I really wish that you would read this article, because the person who wrote it (Professor Paul F. Kirgis of St. John’s University Law School) is much more of an expert than I am.
https://papers.ssrn.com/sol3/papers.cfm?abstract_id=1106189
If you would just read the abstract, that would give a much better idea of what I am arguing, or at least trying to.
Abstract: “A fundamental principle of the Anglo-American adjudicative system is that cases must be decided based solely on evidence formally admitted through trial procedures. A jury may not base its decision on information received outside of those formal procedures. Yet jurors bring to the jury room a wealth of education and experience received prior to their service and not subject to the formal rules of proof. That kind of worldly knowledge is a prerequisite to jury service; without a basic level of common knowledge, jurors could not understand the evidence put before them.

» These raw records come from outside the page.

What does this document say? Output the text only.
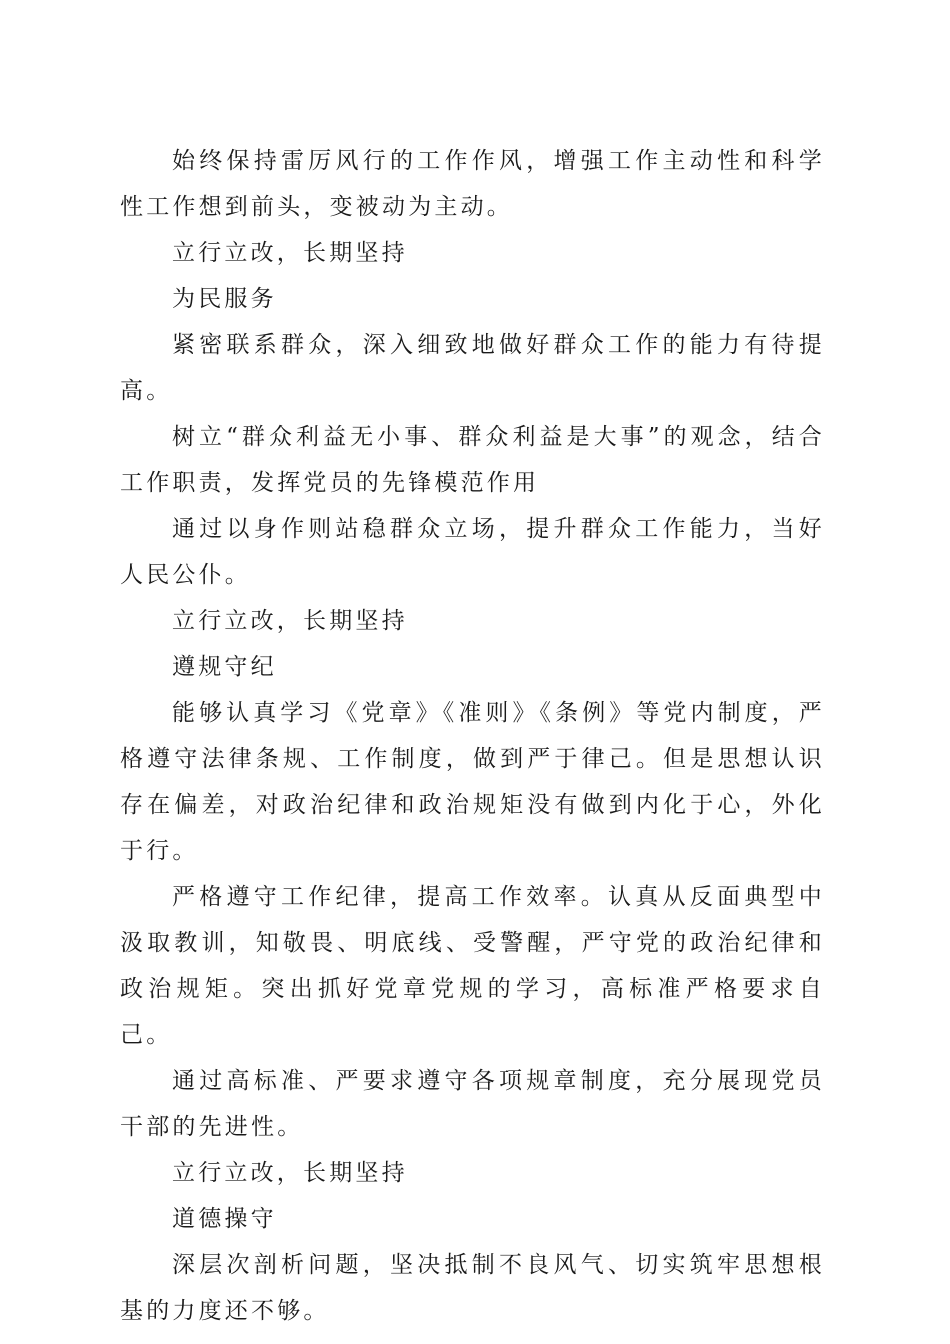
始终保持雷厉风行的工作作风，增强工作主动性和科学性工作想到前头，变被动为主动。

立行立改，长期坚持

为民服务

紧密联系群众，深入细致地做好群众工作的能力有待提高。

树立“群众利益无小事、群众利益是大事”的观念，结合工作职责，发挥党员的先锋模范作用

通过以身作则站稳群众立场，提升群众工作能力，当好人民公仆。

立行立改，长期坚持

遵规守纪

能够认真学习《党章》《准则》《条例》等党内制度，严格遵守法律条规、工作制度，做到严于律己。但是思想认识存在偏差，对政治纪律和政治规矩没有做到内化于心，外化于行。

严格遵守工作纪律，提高工作效率。认真从反面典型中汲取教训，知敬畏、明底线、受警醒，严守党的政治纪律和政治规矩。突出抓好党章党规的学习，高标准严格要求自己。

通过高标准、严要求遵守各项规章制度，充分展现党员干部的先进性。

立行立改，长期坚持

道德操守

深层次剖析问题，坚决抵制不良风气、切实筑牢思想根基的力度还不够。
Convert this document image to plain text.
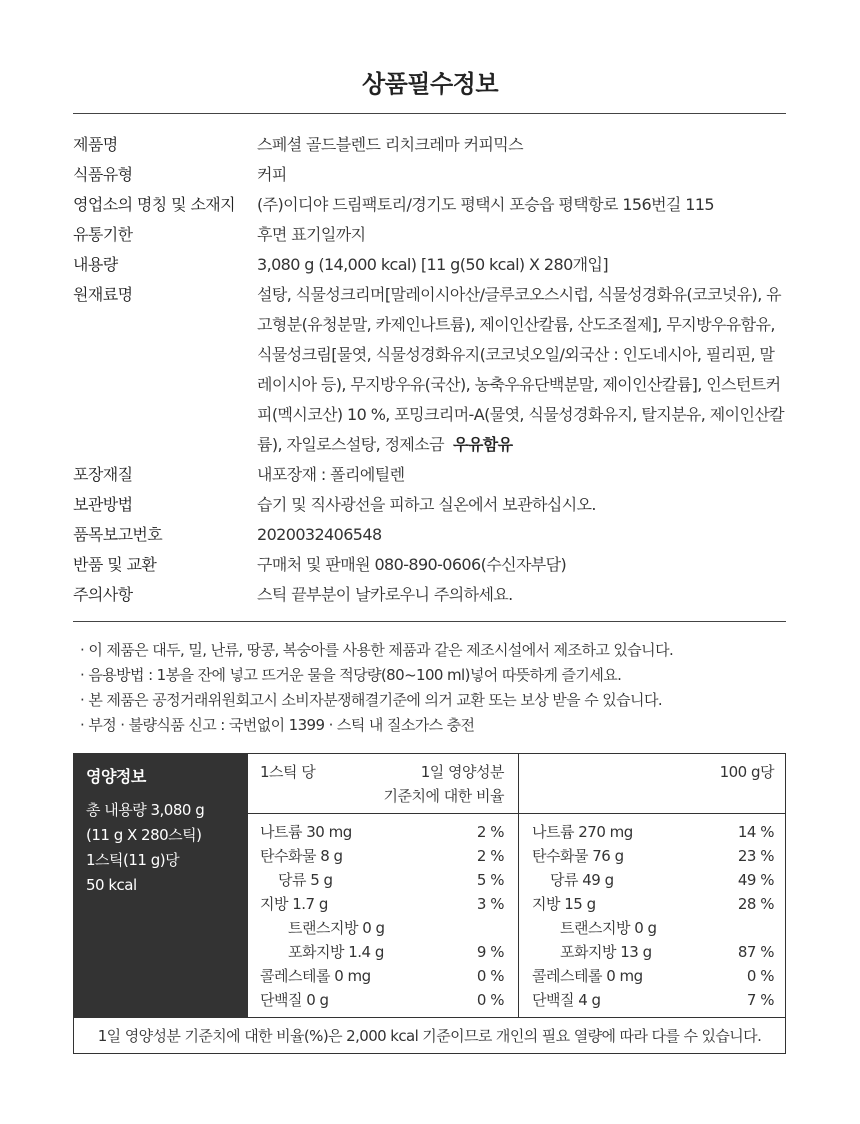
상품필수정보
제품명	스페셜 골드블렌드 리치크레마 커피믹스
식품유형	커피
영업소의 명칭 및 소재지	(주)이디야 드림팩토리/경기도 평택시 포승읍 평택항로 156번길 115
유통기한	후면 표기일까지
내용량	3,080 g (14,000 kcal) [11 g(50 kcal) X 280개입]
원재료명	설탕, 식물성크리머[말레이시아산/글루코오스시럽, 식물성경화유(코코넛유), 유고형분(유청분말, 카제인나트륨), 제이인산칼륨, 산도조절제], 무지방우유함유, 식물성크림[물엿, 식물성경화유지(코코넛오일/외국산 : 인도네시아, 필리핀, 말레이시아 등), 무지방우유(국산), 농축우유단백분말, 제이인산칼륨], 인스턴트커피(멕시코산) 10 %, 포밍크리머-A(물엿, 식물성경화유지, 탈지분유, 제이인산칼륨), 자일로스설탕, 정제소금 우유함유
포장재질	내포장재 : 폴리에틸렌
보관방법	습기 및 직사광선을 피하고 실온에서 보관하십시오.
품목보고번호	2020032406548
반품 및 교환	구매처 및 판매원 080-890-0606(수신자부담)
주의사항	스틱 끝부분이 날카로우니 주의하세요.
· 이 제품은 대두, 밀, 난류, 땅콩, 복숭아를 사용한 제품과 같은 제조시설에서 제조하고 있습니다.
· 음용방법 : 1봉을 잔에 넣고 뜨거운 물을 적당량(80~100 ml)넣어 따뜻하게 즐기세요.
· 본 제품은 공정거래위원회고시 소비자분쟁해결기준에 의거 교환 또는 보상 받을 수 있습니다.
· 부정 · 불량식품 신고 : 국번없이 1399 · 스틱 내 질소가스 충전
영양정보
총 내용량 3,080 g
(11 g X 280스틱)
1스틱(11 g)당
50 kcal
1스틱 당	1일 영양성분
기준치에 대한 비율
100 g당
나트륨 30 mg	2 %
탄수화물 8 g	2 %
당류 5 g	5 %
지방 1.7 g	3 %
트랜스지방 0 g
포화지방 1.4 g	9 %
콜레스테롤 0 mg	0 %
단백질 0 g	0 %
나트륨 270 mg	14 %
탄수화물 76 g	23 %
당류 49 g	49 %
지방 15 g	28 %
트랜스지방 0 g
포화지방 13 g	87 %
콜레스테롤 0 mg	0 %
단백질 4 g	7 %
1일 영양성분 기준치에 대한 비율(%)은 2,000 kcal 기준이므로 개인의 필요 열량에 따라 다를 수 있습니다.
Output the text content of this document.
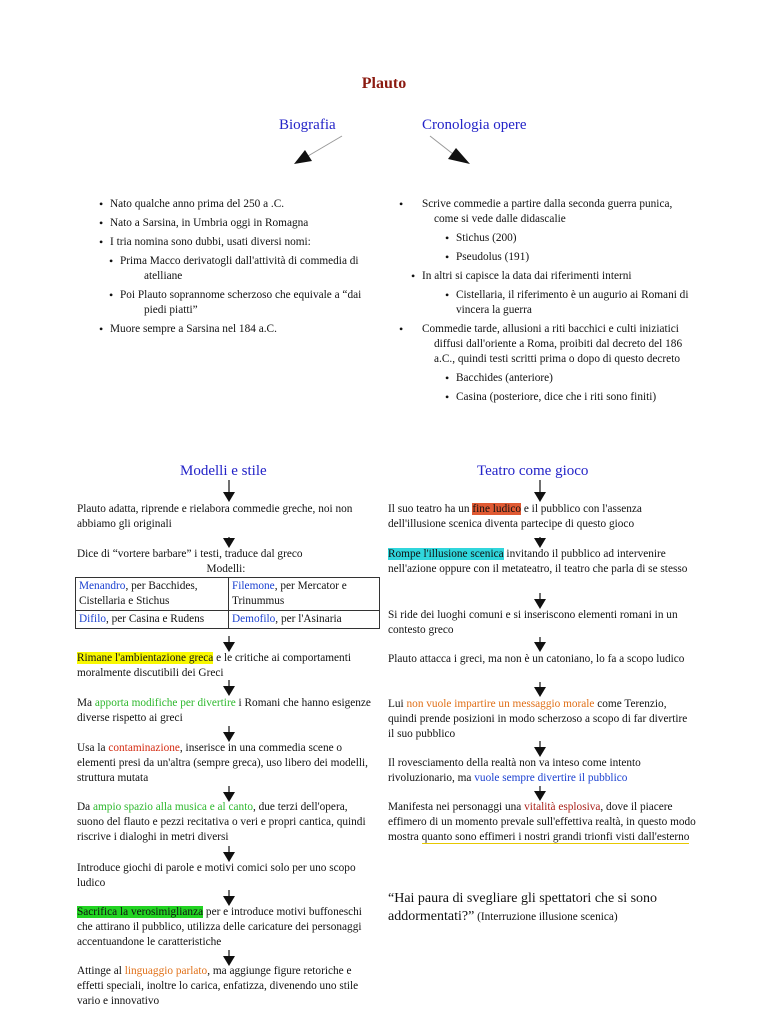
Plauto
Biografia	Cronologia opere
• Nato qualche anno prima del 250 a .C.
• Nato a Sarsina, in Umbria oggi in Romagna
• I tria nomina sono dubbi, usati diversi nomi:
• Prima Macco derivatogli dall'attività di commedia di atelliane
• Poi Plauto soprannome scherzoso che equivale a “dai piedi piatti”
• Muore sempre a Sarsina nel 184 a.C.
• Scrive commedie a partire dalla seconda guerra punica, come si vede dalle didascalie
• Stichus (200)
• Pseudolus (191)
• In altri si capisce la data dai riferimenti interni
• Cistellaria, il riferimento è un augurio ai Romani di vincera la guerra
• Commedie tarde, allusioni a riti bacchici e culti iniziatici diffusi dall'oriente a Roma, proibiti dal decreto del 186 a.C., quindi testi scritti prima o dopo di questo decreto
• Bacchides (anteriore)
• Casina (posteriore, dice che i riti sono finiti)
Modelli e stile	Teatro come gioco
Plauto adatta, riprende e rielabora commedie greche, noi non abbiamo gli originali
Dice di “vortere barbare” i testi, traduce dal greco
Modelli:
Menandro, per Bacchides, Cistellaria e Stichus	Filemone, per Mercator e Trinummus
Difilo, per Casina e Rudens	Demofilo, per l'Asinaria
Rimane l'ambientazione greca e le critiche ai comportamenti moralmente discutibili dei Greci
Ma apporta modifiche per divertire i Romani che hanno esigenze diverse rispetto ai greci
Usa la contaminazione, inserisce in una commedia scene o elementi presi da un'altra (sempre greca), uso libero dei modelli, struttura mutata
Da ampio spazio alla musica e al canto, due terzi dell'opera, suono del flauto e pezzi recitativa o veri e propri cantica, quindi riscrive i dialoghi in metri diversi
Introduce giochi di parole e motivi comici solo per uno scopo ludico
Sacrifica la verosimiglianza per e introduce motivi buffoneschi che attirano il pubblico, utilizza delle caricature dei personaggi accentuandone le caratteristiche
Attinge al linguaggio parlato, ma aggiunge figure retoriche e effetti speciali, inoltre lo carica, enfatizza, divenendo uno stile vario e innovativo
Il suo teatro ha un fine ludico e il pubblico con l'assenza dell'illusione scenica diventa partecipe di questo gioco
Rompe l'illusione scenica invitando il pubblico ad intervenire nell'azione oppure con il metateatro, il teatro che parla di se stesso
Si ride dei luoghi comuni e si inseriscono elementi romani in un contesto greco
Plauto attacca i greci, ma non è un catoniano, lo fa a scopo ludico
Lui non vuole impartire un messaggio morale come Terenzio, quindi prende posizioni in modo scherzoso a scopo di far divertire il suo pubblico
Il rovesciamento della realtà non va inteso come intento rivoluzionario, ma vuole sempre divertire il pubblico
Manifesta nei personaggi una vitalità esplosiva, dove il piacere effimero di un momento prevale sull'effettiva realtà, in questo modo mostra quanto sono effimeri i nostri grandi trionfi visti dall'esterno
“Hai paura di svegliare gli spettatori che si sono addormentati?” (Interruzione illusione scenica)
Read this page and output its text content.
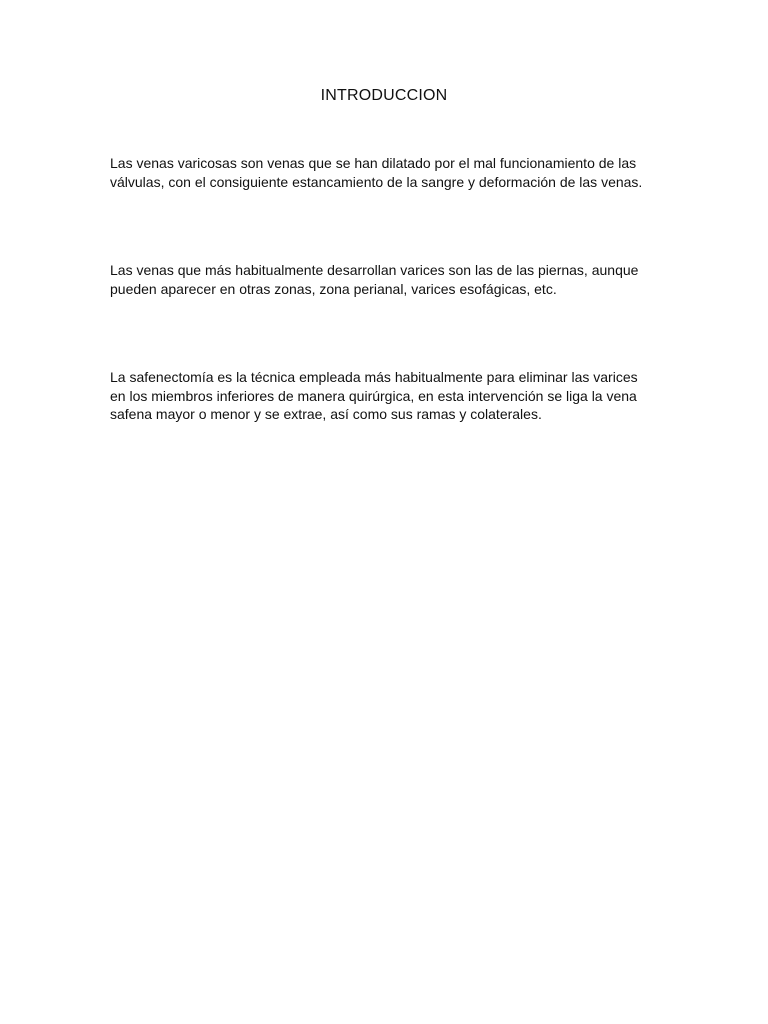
INTRODUCCION

Las venas varicosas son venas que se han dilatado por el mal funcionamiento de las válvulas, con el consiguiente estancamiento de la sangre y deformación de las venas.

Las venas que más habitualmente desarrollan varices son las de las piernas, aunque pueden aparecer en otras zonas, zona perianal, varices esofágicas, etc.

La safenectomía es la técnica empleada más habitualmente para eliminar las varices en los miembros inferiores de manera quirúrgica, en esta intervención se liga la vena safena mayor o menor y se extrae, así como sus ramas y colaterales.
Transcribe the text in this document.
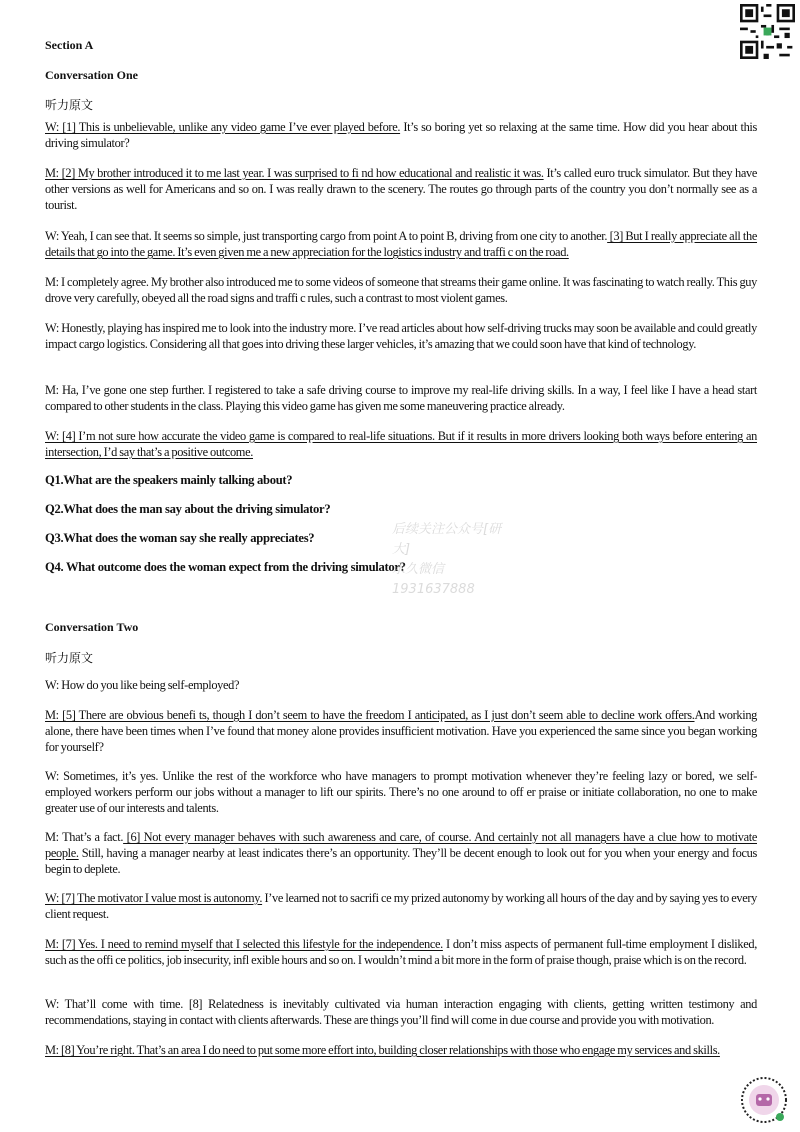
Section A
Conversation One
听力原文

W: [1] This is unbelievable, unlike any video game I’ve ever played before. It’s so boring yet so relaxing at the same time. How did you hear about this driving simulator?

M: [2] My brother introduced it to me last year. I was surprised to fi nd how educational and realistic it was. It’s called euro truck simulator. But they have other versions as well for Americans and so on. I was really drawn to the scenery. The routes go through parts of the country you don’t normally see as a tourist.

W: Yeah, I can see that. It seems so simple, just transporting cargo from point A to point B, driving from one city to another. [3] But I really appreciate all the details that go into the game. It’s even given me a new appreciation for the logistics industry and traffi c on the road.

M: I completely agree. My brother also introduced me to some videos of someone that streams their game online. It was fascinating to watch really. This guy drove very carefully, obeyed all the road signs and traffi c rules, such a contrast to most violent games.

W: Honestly, playing has inspired me to look into the industry more. I’ve read articles about how self-driving trucks may soon be available and could greatly impact cargo logistics. Considering all that goes into driving these larger vehicles, it’s amazing that we could soon have that kind of technology.

M: Ha, I’ve gone one step further. I registered to take a safe driving course to improve my real-life driving skills. In a way, I feel like I have a head start compared to other students in the class. Playing this video game has given me some maneuvering practice already.

W: [4] I’m not sure how accurate the video game is compared to real-life situations. But if it results in more drivers looking both ways before entering an intersection, I’d say that’s a positive outcome.

Q1.What are the speakers mainly talking about?
Q2.What does the man say about the driving simulator?
Q3.What does the woman say she really appreciates?
Q4. What outcome does the woman expect from the driving simulator?
Conversation Two
听力原文

W: How do you like being self-employed?

M: [5] There are obvious benefi ts, though I don’t seem to have the freedom I anticipated, as I just don’t seem able to decline work offers.And working alone, there have been times when I’ve found that money alone provides insufficient motivation. Have you experienced the same since you began working for yourself?

W: Sometimes, it’s yes. Unlike the rest of the workforce who have managers to prompt motivation whenever they’re feeling lazy or bored, we self-employed workers perform our jobs without a manager to lift our spirits. There’s no one around to off er praise or initiate collaboration, no one to make greater use of our interests and talents.

M: That’s a fact. [6] Not every manager behaves with such awareness and care, of course. And certainly not all managers have a clue how to motivate people. Still, having a manager nearby at least indicates there’s an opportunity. They’ll be decent enough to look out for you when your energy and focus begin to deplete.

W: [7] The motivator I value most is autonomy. I’ve learned not to sacrifi ce my prized autonomy by working all hours of the day and by saying yes to every client request.

M: [7] Yes. I need to remind myself that I selected this lifestyle for the independence. I don’t miss aspects of permanent full-time employment I disliked, such as the offi ce politics, job insecurity, infl exible hours and so on. I wouldn’t mind a bit more in the form of praise though, praise which is on the record.

W: That’ll come with time. [8] Relatedness is inevitably cultivated via human interaction engaging with clients, getting written testimony and recommendations, staying in contact with clients afterwards. These are things you’ll find will come in due course and provide you with motivation.

M: [8] You’re right. That’s an area I do need to put some more effort into, building closer relationships with those who engage my services and skills.

后续关注公众号[研大]
永久微信1931637888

Problems can arise, however, when jurors bring expertise that exceeds the common knowledge that we expect, and need, them to have. This prospect raises the problem of the expert juror. Especially today, in an evidentiary system remade to require greater scrutiny of expert testimony, courts must be aware of the possibility that jurors will inject unexamined expertise into deliberations, thus subverting the adversarial model of proof we depend on for decisional accuracy and legitimacy. This article examines the problem of juror expertise and suggests an approach for addressing the problem that focuses first on jury selection and second, in extreme cases, on post-verdict review.”
Note the fundamental principle mentioned at the beginning.
Note that jurors need common knowledge, but that is to understand the evidence put before them, not to bring their own evidence.
Note how the author views the possibility that a juror will inject unexamined expertise into deliberations.
I realize that this is a very esoteric topic, but I am not just inventing these concepts on my own out of nowhere. If you can find an article by an expert that says the opposite about the role of juries, I would be happy to read it.
Honestly, I have found this argument quite frustrating. I introduced that article, which lays out the essentials of my argument, around 50 posts ago and repeatedly asked people to refer to it, and yet I have been treated as though I completely invented this whole insane idea about the role of juries on my own out of nowhere. As though nobody has ever thought of or suggested such a thing before. Nobody else has introduced any other scholarly articles to say otherwise. None of us are experts of course, but there HAS been scholarship about the role of juries.